Un loft en l’air : John Hejduk à la Cooper Union
Texte de Gary Fox
« LOFT SPACE » – Sur un papier à entête à son nom, parmi les esquisses miniatures d’une Cooper Union réinventée, John Hejduk griffonne ces mots à la plume tout en majuscules, style typique de lui.

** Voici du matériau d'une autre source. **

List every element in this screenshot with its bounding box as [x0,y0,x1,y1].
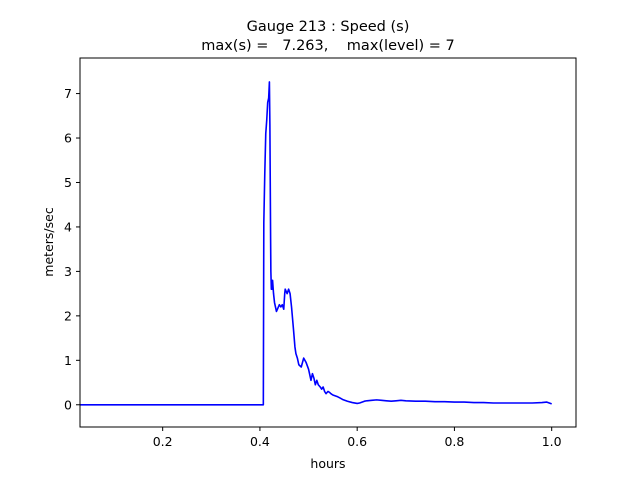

« CITY ON THE HILL » – Ailleurs sur la page, ces mots sont tracés d’une même main par Hejduk, mais de façon inclinée, presque comme pour incarner leur sens. En proposant sa city, vers 1970, Hejduk revisite à sa manière la « city upon a hill » (« cité sur la colline ») que John Winthrop proposait en 1630, une métaphore renvoyant à ce désir d’ériger la colonie anglaise à naitre dans la baie du Massachusetts en modèle de moralité. « Les yeux de tous sont sur nous » professait le Puritain, reprenant un passage du Sermon sur la montagne. Véritable figure de rhétorique politique récurrente jusqu’au XXe siècle, cette formule de Winthrop, commode et brève, a été reprise par les politiciens de droite et de gauche pour paraphraser l’exceptionnalisme américain (rôle d’exemple démocratique que s’est lui-même donné le pays). Mais l’exceptionnalisme de Hejduk ne tenait ni à la morale ni au nationalisme. Il tenait à l’architecture.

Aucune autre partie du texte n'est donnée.